Latimer noted that while the budget resolution that Republicans recently passed in the House doesn’t directly mention cutting Medicaid, which provides health care services for approximately 70 million Americans, it did call on the Energy and Commerce Committee that controls Medicaid funding to cut $800 billion.
“Medicaid funding is what supports our hospitals, what supports our nursing homes, our home health care and if you pull that out from under people you’re going to have hospitals going under, nursing homes going under and the economic effect is going to be enormous,” Latimer said.
On the possibility of cuts to Social Security, Latimer questioned whether actions such as personnel cuts and planned closings of offices including Social Security’s White Plains Hearing Office are designed to save money as claimed or are actually a reflection of an ideology that wants to kill the program. He noted that Westchester County has offered space that could be used for Social Security’s White Plains Hearing Office when the office’s current lease runs out May 31.
“With an alternate on the table, if they choose not to use the alternate, then you know this is not cutting expenditures; this is ideological and they’re trying to make it harder for people to go to claim what they need to claim. They know that it’s unpopular to go after Social Security but they’re doing it anyway. Elon Musk has called Social Security a Ponzi scheme. It’s not a Ponzi scheme. A Ponzi scheme is him making billions of dollars because the perception of his proximity to Donald Trump makes his businesses more valuable.”
Latimer said that President Trump’s March 3 speech to a joint meeting of Congress was more like a political rally speech than a presidential speech.
“I’ve attended 15 State of the State speeches from five different governors. I have attended 20 State of the County speeches, seven of which were my own speeches,” Latimer said. “In those moments you talk about unified platforms, you talk about how we can work together. You don’t use that as a platform to attack the other party or to praise your own party, and that’s what he did. He used it as if this was a rally. After the first 15 or 20 minutes, I said, ‘I didn’t sign on for a rally; I want to hear a president who can unify us. He’ not doing that. I’ve got better things to do with my evening.'”
Latimer said he was one of a number of people who left the House Chamber during Trump’s speech that lasted an hour and forty minutes.
“I showed respect for the position by going there to listen to him but he showed disrespect by not talking in a unifying way,” Latimer said. “(Franklin Delano) Roosevelt saved the nation during the first 100 days of his administration. The banks were going to collapse. People were starving. Franklin Roosevelt turned the country around; Donald Trump is destroying institutions. He’s having an orgy of ideology.”
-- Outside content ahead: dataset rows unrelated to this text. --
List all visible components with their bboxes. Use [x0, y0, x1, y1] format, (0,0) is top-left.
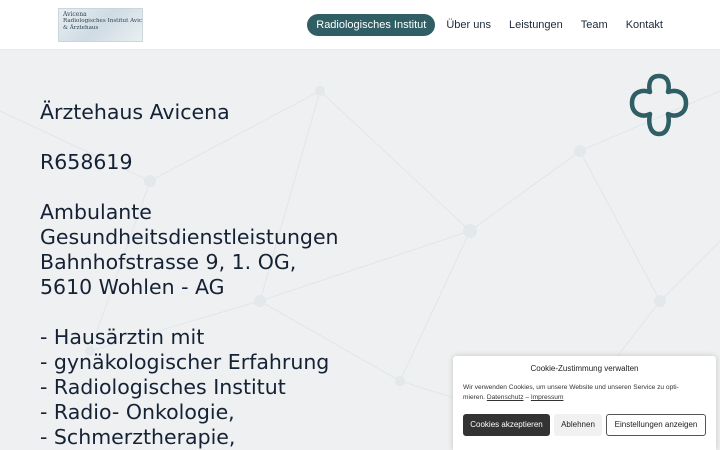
cookie-button-row: Cookies akzeptieren Ablehnen Einstellung…: [463, 414, 706, 436]
cookie-consent-banner: Cookie-Zustimmung verwalten Wir verwende…: [453, 356, 716, 450]
cookie-title: Cookie-Zustimmung verwalten: [530, 364, 639, 373]
site-header: Avicena Radiologisches Institut Avicena …: [0, 0, 720, 50]
address-line: Gesundheitsdienstleistungen: [40, 225, 339, 249]
nav-item-leistungen[interactable]: Leistungen: [500, 14, 572, 36]
link-separator: –: [525, 394, 530, 401]
clover-logo-icon: [629, 73, 689, 137]
service-item: - Hausärztin mit: [40, 325, 205, 349]
address-line: 5610 Wohlen - AG: [40, 275, 225, 299]
nav-item-kontakt[interactable]: Kontakt: [617, 14, 672, 36]
cookie-text-line: mieren.: [463, 394, 485, 401]
nav-item-team[interactable]: Team: [572, 14, 617, 36]
imprint-link[interactable]: Impressum: [531, 394, 564, 401]
privacy-link[interactable]: Datenschutz: [487, 394, 524, 401]
nav-item-radiologisches-institut[interactable]: Radiologisches Institut: [307, 14, 436, 36]
service-item: - Radio- Onkologie,: [40, 400, 235, 424]
address-line: Bahnhofstrasse 9, 1. OG,: [40, 250, 297, 274]
cookie-preferences-button[interactable]: Einstellungen anzeigen: [606, 414, 706, 436]
deny-cookies-button[interactable]: Ablehnen: [554, 414, 602, 436]
main-nav: Radiologisches Institut Über uns Leistun…: [307, 14, 672, 36]
site-logo[interactable]: Avicena Radiologisches Institut Avicena …: [58, 8, 143, 42]
service-item: - Radiologisches Institut: [40, 375, 286, 399]
service-item: - gynäkologischer Erfahrung: [40, 350, 330, 374]
cookie-text-line: Wir verwenden Cookies, um unsere Website…: [463, 384, 679, 391]
accept-cookies-button[interactable]: Cookies akzeptieren: [463, 414, 550, 436]
main-content: Ärztehaus Avicena R658619 Ambulante Gesu…: [40, 100, 440, 450]
registry-code: R658619: [40, 150, 133, 174]
logo-line: Avicena: [63, 11, 87, 18]
service-item: - Schmerztherapie,: [40, 425, 236, 449]
page-title: Ärztehaus Avicena: [40, 100, 230, 124]
logo-line: & Ärztehaus: [63, 25, 99, 31]
address-line: Ambulante: [40, 200, 152, 224]
cookie-description: Wir verwenden Cookies, um unsere Website…: [463, 383, 706, 403]
nav-item-ueber-uns[interactable]: Über uns: [437, 14, 500, 36]
logo-line: Radiologisches Institut Avicena: [63, 18, 142, 24]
When the Business Journal asked what it’s like to make a speech on the floor of the U.S. House of Representatives as Latimer has done a number of times since assuming office Latimer took a historical view.
“I’ve had the pleasure of speaking on the floor of the Rye City Council, Westchester County Board of Legislators, New York State Assembly and New York State Senate.,” Latimer said. “Every time I’ve done my first speeches it’s been a little intimidating. You’re in a bigger arena.”
He pointed out that speaking in the House allows him to go on the record about policy issues under consideration in Congress that really matter.
“When I put out (video) clips, people respond positively,” Latimer said. “Here I am standing in the well of the House of Representatives. I’m standing 10 feet away from where Franklin Delano Roosevelt gave his ‘Day of Infamy’ speech; from where Lyndon Johnson addressed the nation after the death of John F. Kennedy. I’m impressed by the historical reality of the environment that I’m in.”